13. There is a broad basis for the view that we have taken from the decisions of this Court although on the provisions of other enactment. The section 4(1) of the Land Acquisition Act, 1894 provides for publication of the notification in the Official Gazette and in two daily newspapers circulating in that locality where the land is situated of which atleast one shall be in the regional language. The Section 4(1) further provides that the Collector shall cause public notice of the substance of such notification to be given at convenient places in the said locality. In Khub Chand & ors. v. State of Rajasthan (1967 (1) SCR 120), Subba Rao, C.J., while construing the object and scope of Section 4(1) expressed the view that provisions of the Section requiring public notice are mandatory and the legislature thought that it was absolutely necessary that the owner of the land should have a clear notice of the proposed acquisition. It was said that the fact that the owner may have notice of the particulars of the intended acquisition by any other means does not serve the purpose of Section 4 and does not absolve from the obligation to follow the method of publication of the notification. It was also observed that the notification issued under Section 4(1) without complying with the mandatory direction would be void and the land acquisition proceedings taken pursuant thereto would also be void. This view has been reiterated in a number of subsequent decisions of this Court. In Collector (District Magistrate) Allahabad and anr. v. Raja Ram Jaiswal etc. (1985 (3) SCC 1) most of the earlier decisions have been referred to and the the view taken in the Khub Chand case has been reiterated.

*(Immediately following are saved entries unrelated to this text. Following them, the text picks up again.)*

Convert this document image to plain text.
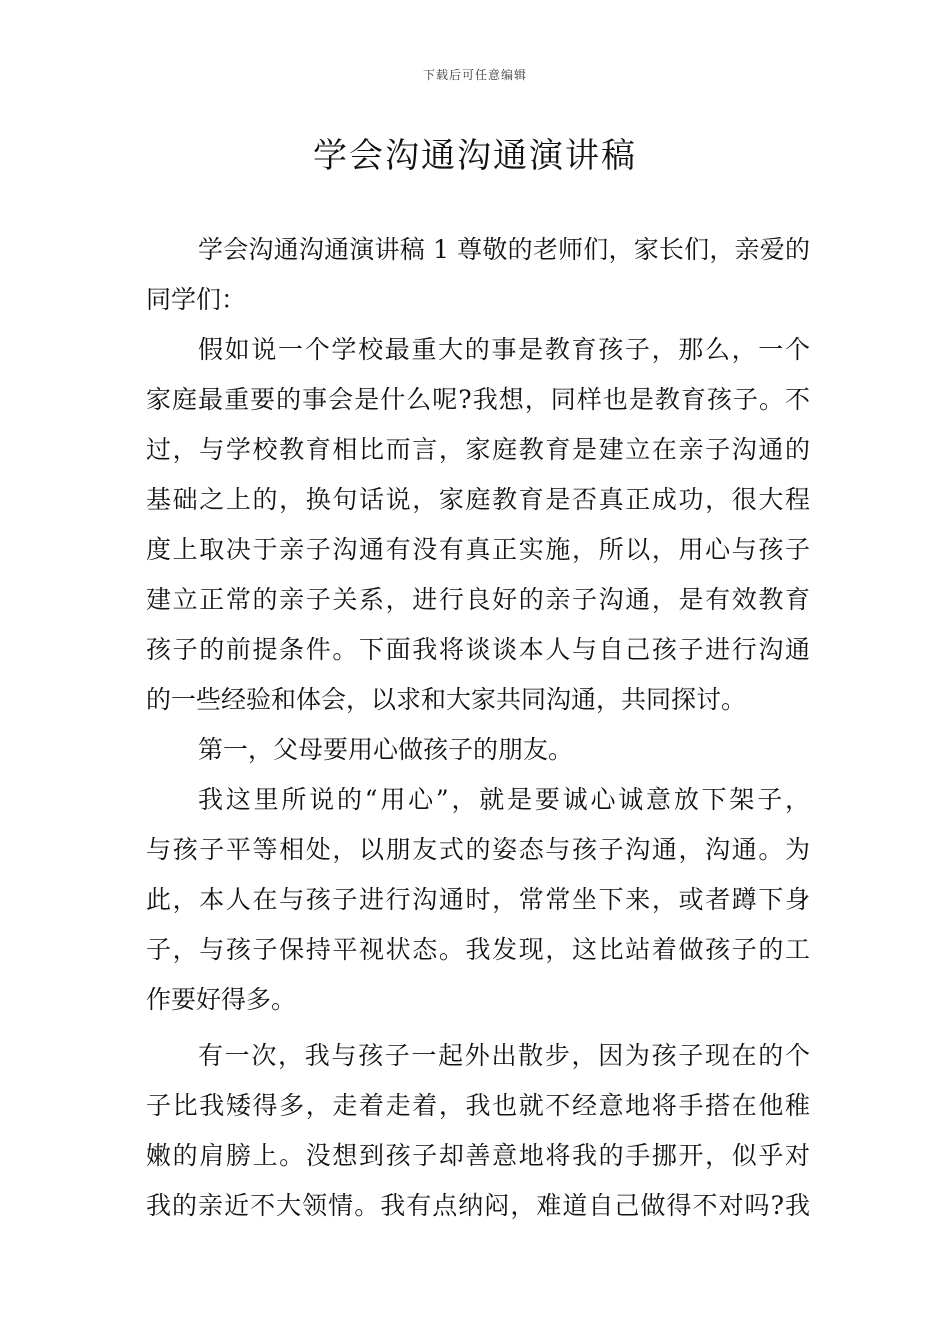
下载后可任意编辑
学会沟通沟通演讲稿
学会沟通沟通演讲稿 1 尊敬的老师们，家长们，亲爱的
同学们：
假如说一个学校最重大的事是教育孩子，那么，一个
家庭最重要的事会是什么呢?我想，同样也是教育孩子。不
过，与学校教育相比而言，家庭教育是建立在亲子沟通的
基础之上的，换句话说，家庭教育是否真正成功，很大程
度上取决于亲子沟通有没有真正实施，所以，用心与孩子
建立正常的亲子关系，进行良好的亲子沟通，是有效教育
孩子的前提条件。下面我将谈谈本人与自己孩子进行沟通
的一些经验和体会，以求和大家共同沟通，共同探讨。
第一，父母要用心做孩子的朋友。
我这里所说的“用心”，就是要诚心诚意放下架子，
与孩子平等相处，以朋友式的姿态与孩子沟通，沟通。为
此，本人在与孩子进行沟通时，常常坐下来，或者蹲下身
子，与孩子保持平视状态。我发现，这比站着做孩子的工
作要好得多。
有一次，我与孩子一起外出散步，因为孩子现在的个
子比我矮得多，走着走着，我也就不经意地将手搭在他稚
嫩的肩膀上。没想到孩子却善意地将我的手挪开，似乎对
我的亲近不大领情。我有点纳闷，难道自己做得不对吗?我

14. In the instant case, the notice has been published only in the local newspapers, namely, the Daily Pratap, The Hindustan Times, the Statesman, the Indian Express and the Navbharat Times. This is only one of the three means of publication provided under Section 44 and it apparently falls short of the mandatory requirements of the Section. Since the provisions of the Section 44 have not been complied with, the notice in question has no validity and the action taken pursuant thereto has also no validity.
15. In the result, the appeal is allowed, the order of the High Court is set aside, the impugned public notice is quashed with costs here and in the court below.